One thing that I've been very impressed with are the women in the UAE and the women here that I've had the chance to meet so far in Saudi Arabia, that they're educated, that they're interested in working with women on issues like breast cancer. And I appreciate that very much.
I also know that the UAE and Saudi Arabia are friends with the United States, and I appreciate that also. Anything else?
Q In the future, what cooperation with the (inaudible) on behalf -- between the United States and the Kingdom for fighting this disease for cancer?
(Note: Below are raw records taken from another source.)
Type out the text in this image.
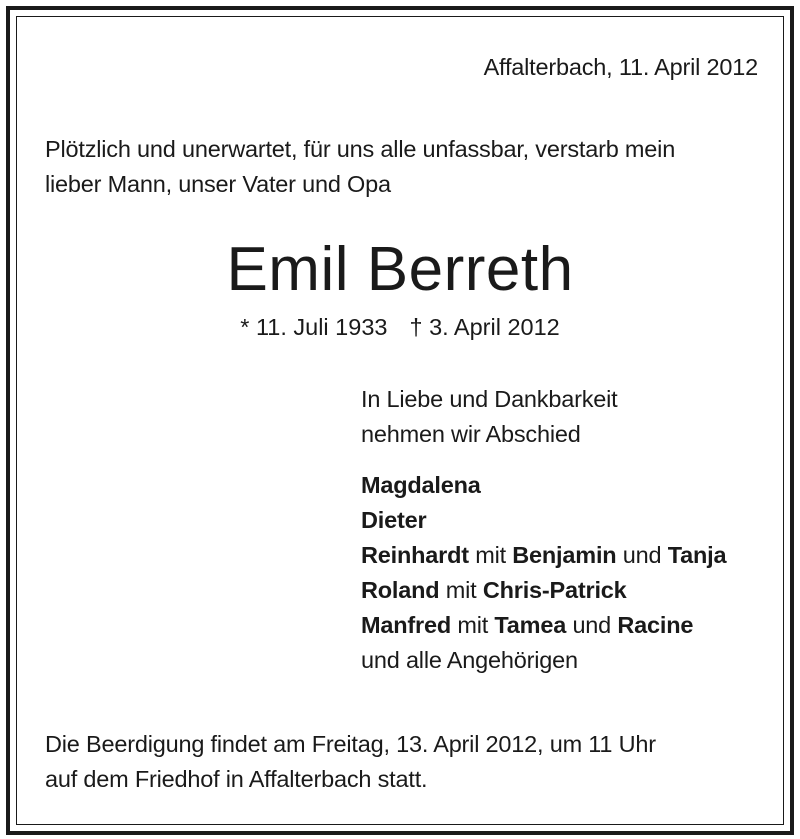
Affalterbach, 11. April 2012
Plötzlich und unerwartet, für uns alle unfassbar, verstarb mein
lieber Mann, unser Vater und Opa
Emil Berreth
* 11. Juli 1933 † 3. April 2012
In Liebe und Dankbarkeit
nehmen wir Abschied
Magdalena
Dieter
Reinhardt mit Benjamin und Tanja
Roland mit Chris-Patrick
Manfred mit Tamea und Racine
und alle Angehörigen
Die Beerdigung findet am Freitag, 13. April 2012, um 11 Uhr
auf dem Friedhof in Affalterbach statt.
MRS. BUSH: For breast cancer? That's what we're going to announce this afternoon, and that's this very important partnership between the United States and Saudi Arabia; M.D. Anderson Cancer Clinic at the University of Texas in Houston, which is a very -- one of the strongest cancer hospitals in research in the United States; the Komen Foundation, which is the breast cancer awareness and advocacy foundation.
And so all of these groups will be coming together here in the Middle East and in the United States, both to get the word out to women about breast cancer so women can get preventive screenings and take care of their health, and also to combine research that M.D. Anderson is doing in the United States and research that hospitals are doing here in the Middle East so they can share their data and hopefully come up with new and better treatments, with more ways for women to be able to protect themselves.
And I think it will be a very, very important collaboration between the doctors here in the Middle East and the doctors in the United States.